On December 28th, 17-year-old Leelah Alcorn died after being hit by a tractor-trailer while walking along a stretch of Interstate 71 near her Ohio hometown. The death was ruled a suicide after a pair of social media posts on Tumblr were discovered.
The teen’s suicide note, which she scheduled for to go live after her death, explained how she reached the breaking point. At 14, she had come out to her parents as transgender and they reacted by making her go to therapy and cutting her off from social media. After long periods of depression, she realized her parents wouldn’t ever come around. They would never accept her for who she was.
The passionate post talked about the despair she felt and hopes for a more inclusive future. The post was reposted over 200,000 times on Tumblr. After Alcorn’s suicide note was made public, hashtags with her named began circulating on Twitter. The teen left in her note that she wanted her death to “mean something.”

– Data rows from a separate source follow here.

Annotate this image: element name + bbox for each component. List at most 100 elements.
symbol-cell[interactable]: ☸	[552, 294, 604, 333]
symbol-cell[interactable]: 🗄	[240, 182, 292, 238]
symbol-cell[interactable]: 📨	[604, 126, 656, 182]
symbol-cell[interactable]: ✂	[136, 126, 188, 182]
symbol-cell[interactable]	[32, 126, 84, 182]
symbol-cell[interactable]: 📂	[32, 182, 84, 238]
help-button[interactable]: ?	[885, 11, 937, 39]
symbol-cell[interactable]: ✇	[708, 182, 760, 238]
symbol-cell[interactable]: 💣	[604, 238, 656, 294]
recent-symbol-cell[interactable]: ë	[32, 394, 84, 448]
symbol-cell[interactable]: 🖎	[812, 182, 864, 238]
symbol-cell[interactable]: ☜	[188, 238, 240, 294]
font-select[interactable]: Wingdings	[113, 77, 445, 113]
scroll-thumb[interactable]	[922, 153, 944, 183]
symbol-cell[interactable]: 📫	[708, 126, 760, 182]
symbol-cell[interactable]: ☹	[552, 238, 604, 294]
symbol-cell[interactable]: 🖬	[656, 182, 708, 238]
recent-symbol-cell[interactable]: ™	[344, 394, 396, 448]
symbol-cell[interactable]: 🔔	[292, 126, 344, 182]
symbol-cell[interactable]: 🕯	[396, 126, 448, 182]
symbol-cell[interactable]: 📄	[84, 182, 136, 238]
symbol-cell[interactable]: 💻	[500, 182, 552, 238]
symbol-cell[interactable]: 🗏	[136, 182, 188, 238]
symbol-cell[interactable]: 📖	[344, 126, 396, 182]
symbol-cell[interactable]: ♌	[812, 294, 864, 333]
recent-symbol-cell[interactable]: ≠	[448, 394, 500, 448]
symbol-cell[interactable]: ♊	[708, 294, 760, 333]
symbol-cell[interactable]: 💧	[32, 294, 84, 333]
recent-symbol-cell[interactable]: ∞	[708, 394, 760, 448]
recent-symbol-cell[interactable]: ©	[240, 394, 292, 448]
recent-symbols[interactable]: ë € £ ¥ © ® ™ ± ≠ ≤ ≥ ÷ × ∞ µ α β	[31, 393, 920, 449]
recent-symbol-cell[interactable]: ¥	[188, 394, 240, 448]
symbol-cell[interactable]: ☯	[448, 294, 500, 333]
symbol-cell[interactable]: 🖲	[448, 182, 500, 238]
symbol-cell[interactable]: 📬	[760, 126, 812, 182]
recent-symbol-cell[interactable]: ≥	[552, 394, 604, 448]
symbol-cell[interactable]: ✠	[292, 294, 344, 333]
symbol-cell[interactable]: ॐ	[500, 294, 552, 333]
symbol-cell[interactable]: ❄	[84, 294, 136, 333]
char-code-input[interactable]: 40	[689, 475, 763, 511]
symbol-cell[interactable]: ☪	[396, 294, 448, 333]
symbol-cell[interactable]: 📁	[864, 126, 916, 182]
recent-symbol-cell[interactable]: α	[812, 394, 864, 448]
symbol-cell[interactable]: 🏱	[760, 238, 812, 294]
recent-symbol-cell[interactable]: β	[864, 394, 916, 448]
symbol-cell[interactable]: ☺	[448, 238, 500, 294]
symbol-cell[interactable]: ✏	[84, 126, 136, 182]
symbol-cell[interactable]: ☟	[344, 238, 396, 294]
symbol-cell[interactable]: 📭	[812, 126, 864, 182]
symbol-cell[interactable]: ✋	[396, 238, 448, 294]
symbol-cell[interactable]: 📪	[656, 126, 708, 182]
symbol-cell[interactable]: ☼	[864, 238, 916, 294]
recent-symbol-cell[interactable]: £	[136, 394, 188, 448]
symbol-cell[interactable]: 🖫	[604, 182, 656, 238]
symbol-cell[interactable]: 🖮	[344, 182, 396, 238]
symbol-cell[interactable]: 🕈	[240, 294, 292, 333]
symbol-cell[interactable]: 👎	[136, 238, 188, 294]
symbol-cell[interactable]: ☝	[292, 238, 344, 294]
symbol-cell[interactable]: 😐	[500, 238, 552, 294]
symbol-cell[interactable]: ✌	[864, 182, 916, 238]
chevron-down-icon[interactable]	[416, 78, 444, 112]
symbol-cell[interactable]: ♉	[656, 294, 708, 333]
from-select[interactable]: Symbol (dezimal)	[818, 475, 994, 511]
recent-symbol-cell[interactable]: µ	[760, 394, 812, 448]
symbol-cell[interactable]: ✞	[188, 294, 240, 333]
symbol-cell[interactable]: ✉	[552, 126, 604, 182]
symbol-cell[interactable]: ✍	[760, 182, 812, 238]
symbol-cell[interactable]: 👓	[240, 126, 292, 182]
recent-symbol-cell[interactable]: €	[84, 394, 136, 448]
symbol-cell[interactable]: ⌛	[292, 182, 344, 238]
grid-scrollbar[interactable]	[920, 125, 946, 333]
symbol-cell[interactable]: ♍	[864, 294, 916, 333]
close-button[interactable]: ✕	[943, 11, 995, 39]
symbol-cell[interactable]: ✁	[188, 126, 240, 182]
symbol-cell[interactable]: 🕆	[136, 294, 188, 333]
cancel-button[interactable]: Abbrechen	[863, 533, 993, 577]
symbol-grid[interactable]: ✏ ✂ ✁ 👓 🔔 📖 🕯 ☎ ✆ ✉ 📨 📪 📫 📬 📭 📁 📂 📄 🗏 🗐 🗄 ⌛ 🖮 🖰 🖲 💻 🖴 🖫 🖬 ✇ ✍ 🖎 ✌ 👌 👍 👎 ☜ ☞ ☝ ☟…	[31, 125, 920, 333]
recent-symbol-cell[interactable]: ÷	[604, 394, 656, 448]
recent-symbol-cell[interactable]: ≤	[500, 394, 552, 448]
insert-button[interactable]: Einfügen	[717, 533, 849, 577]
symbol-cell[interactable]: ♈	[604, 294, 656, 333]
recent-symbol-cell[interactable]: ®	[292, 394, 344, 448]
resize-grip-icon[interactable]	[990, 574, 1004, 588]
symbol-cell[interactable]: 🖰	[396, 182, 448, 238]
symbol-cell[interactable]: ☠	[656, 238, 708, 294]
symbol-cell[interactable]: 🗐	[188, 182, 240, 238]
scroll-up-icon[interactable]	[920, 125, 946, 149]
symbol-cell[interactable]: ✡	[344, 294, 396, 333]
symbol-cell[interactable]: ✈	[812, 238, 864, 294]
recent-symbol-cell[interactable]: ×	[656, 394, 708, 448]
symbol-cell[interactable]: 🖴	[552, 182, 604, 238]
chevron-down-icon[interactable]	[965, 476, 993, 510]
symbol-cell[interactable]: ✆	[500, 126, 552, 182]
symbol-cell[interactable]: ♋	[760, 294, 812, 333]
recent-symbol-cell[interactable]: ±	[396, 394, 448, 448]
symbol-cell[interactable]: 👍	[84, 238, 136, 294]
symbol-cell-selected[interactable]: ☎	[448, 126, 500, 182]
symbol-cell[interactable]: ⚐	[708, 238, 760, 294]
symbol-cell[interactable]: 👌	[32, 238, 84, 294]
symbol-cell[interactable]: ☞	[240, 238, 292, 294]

Many were shocked when the teen’s mother posted on social media explaining that her son had been hit by a truck while taking a walk. She said that he was going “home to heaven,” blatantly disregarding Leela’s suicide note and wish to be accepted and identified as female. While her parents are no doubt in a sea of grief over their child’s death, the post by Leela’s mother was a poignant reminder that this is the sad reality for many transgender teens across the country.
Alcorn has gained huge traction and caused a stir around problems facing young transgender people. By press time, 55k people* had signed a change.org petition to use Leelah’s chosen name on her headstone instead of the one she was given at birth, Joshua. The petition addresses Alcorn’s mother Carla L. Alcorn and asks to honor her chosen name on the headstone in true remembrance. There also was another petition going around Justice for Leelah asking President Obama to enact a law banning Conversion Therapy, the type that Leelah was forced to go to by her parents when she came out as transgender.
*As of January 7, 2015, 93,673 people have signed the petition. The change.org petition that pertains to the Conversion Therapy ban law has garnered 296,399 signatures.